# Karate Lexicon



## Rob Broad (Aug 12, 2004)

I recently read the August Black Belt article called Karate Lexicon.  It discusses 10 very popular terms found in most Dojos, but it shows where we have slightly changed the meaning of the words.


----------



## Andrew Green (Aug 12, 2004)

ok...?

Yes, there is a big difference between what a karate person thinks a word means and is pronounced and what someone that speaks Japanese thinks...
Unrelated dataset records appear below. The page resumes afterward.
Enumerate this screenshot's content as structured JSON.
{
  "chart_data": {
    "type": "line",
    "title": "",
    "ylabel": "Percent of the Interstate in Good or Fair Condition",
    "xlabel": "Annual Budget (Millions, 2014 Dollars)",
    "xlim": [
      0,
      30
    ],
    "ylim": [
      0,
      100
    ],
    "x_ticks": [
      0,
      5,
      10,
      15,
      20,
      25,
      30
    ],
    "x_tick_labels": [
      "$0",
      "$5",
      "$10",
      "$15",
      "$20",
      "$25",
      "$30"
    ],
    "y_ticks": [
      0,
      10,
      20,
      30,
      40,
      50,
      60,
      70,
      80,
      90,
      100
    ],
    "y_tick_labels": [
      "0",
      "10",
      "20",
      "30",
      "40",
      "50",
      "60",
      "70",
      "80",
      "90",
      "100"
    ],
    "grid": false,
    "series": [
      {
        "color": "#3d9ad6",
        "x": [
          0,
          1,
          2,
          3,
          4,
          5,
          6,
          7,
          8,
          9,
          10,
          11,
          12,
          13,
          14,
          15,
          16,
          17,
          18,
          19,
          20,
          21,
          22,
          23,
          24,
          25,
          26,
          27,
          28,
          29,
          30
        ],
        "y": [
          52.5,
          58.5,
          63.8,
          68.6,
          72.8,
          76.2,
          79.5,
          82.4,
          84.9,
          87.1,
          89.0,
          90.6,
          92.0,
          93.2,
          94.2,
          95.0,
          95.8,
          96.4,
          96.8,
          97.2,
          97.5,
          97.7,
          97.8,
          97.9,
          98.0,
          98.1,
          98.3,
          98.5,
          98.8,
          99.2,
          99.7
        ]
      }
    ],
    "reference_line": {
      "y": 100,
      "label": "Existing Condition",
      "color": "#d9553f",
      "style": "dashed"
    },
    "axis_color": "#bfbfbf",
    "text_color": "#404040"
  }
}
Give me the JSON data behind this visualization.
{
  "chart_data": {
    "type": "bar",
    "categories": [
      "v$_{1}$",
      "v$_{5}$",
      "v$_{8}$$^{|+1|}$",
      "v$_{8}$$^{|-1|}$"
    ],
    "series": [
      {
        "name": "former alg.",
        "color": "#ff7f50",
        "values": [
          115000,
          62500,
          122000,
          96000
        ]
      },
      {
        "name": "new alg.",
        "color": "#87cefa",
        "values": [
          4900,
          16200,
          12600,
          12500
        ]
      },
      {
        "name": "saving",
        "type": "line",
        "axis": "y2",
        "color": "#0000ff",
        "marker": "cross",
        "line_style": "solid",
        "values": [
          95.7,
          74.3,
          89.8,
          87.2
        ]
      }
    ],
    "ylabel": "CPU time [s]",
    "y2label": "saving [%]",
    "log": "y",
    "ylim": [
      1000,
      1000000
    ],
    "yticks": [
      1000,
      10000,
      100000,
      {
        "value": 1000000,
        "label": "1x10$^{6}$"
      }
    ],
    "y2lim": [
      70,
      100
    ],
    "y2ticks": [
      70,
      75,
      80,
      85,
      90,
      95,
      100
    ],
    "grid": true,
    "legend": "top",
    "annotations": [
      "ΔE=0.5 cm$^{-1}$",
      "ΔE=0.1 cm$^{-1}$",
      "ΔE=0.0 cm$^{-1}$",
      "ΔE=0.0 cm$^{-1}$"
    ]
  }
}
Your post seems like it got caught short?


----------



## Rob Broad (Aug 12, 2004)

Andrew you are right there is a paragraph missing.

Here is the entire post:

I recently read the August Black Belt article called Karate Lexicon. It discusses 10 very popular terms found in most Dojos, but it shows where we have slightly changed the meaning of the words.

It discussed Bunkai, Bushido, Dan, Dojo, Kata, Kumite, Mokuso, Rei, Reishiki, and Sensei.  It is very informative, we all have an idea of what teh words mean and we are usually close but teh actual translation is quite insightful.


----------



## Andrew Green (Aug 12, 2004)

Now how about giving some of the incorrect vs correct usages


----------



## Rob Broad (Aug 12, 2004)

I was actually thinking we could get some people to post what they think the words mean and then I will give the definitions that were given.


----------



## Andrew Green (Aug 12, 2004)

hehehe... "Black Belt" as a reference for the "real" translations...

I find that amusing


----------



## Rob Broad (Aug 12, 2004)

I said I would post the definitions give, not "real" definitions.  That will be up to the reader to discern.


----------



## drunken mistress (Aug 29, 2004)

We don´t use all of these words so I´ll post meanings I was given on a few
Bunkai - the practical application of Kata
Dan - a level (up to ten) after black belt. Usually takes at least 2 years to achieve each Dan
Dojo - temple/ place where karate is taught
Kata - a traditional from containing a fixed sequence of fighting moves
Kumite - sparring
Sensei - teacher


----------



## RRouuselot (Aug 29, 2004)

Japanese translation:

Bunkai: to break apart, seperate, dismantle(lit.)
Dojo: A place where the "way" of XXXX is taught
Kata: form, shape(lit.)
Kumite: meeting of the hands (lit.)


----------



## bignick (Aug 29, 2004)

kumite also means gripping hands...like in judo kumi kata means "forms of gripping"


----------



## RRouuselot (Aug 29, 2004)

bignick said:
			
		

> kumite also means gripping hands...like in judo kumi kata means "forms of gripping"


 
Actually it doesn't. The word kumi means to meet, join, collect depending on it's usage. 
The word "tori" means to grip.


----------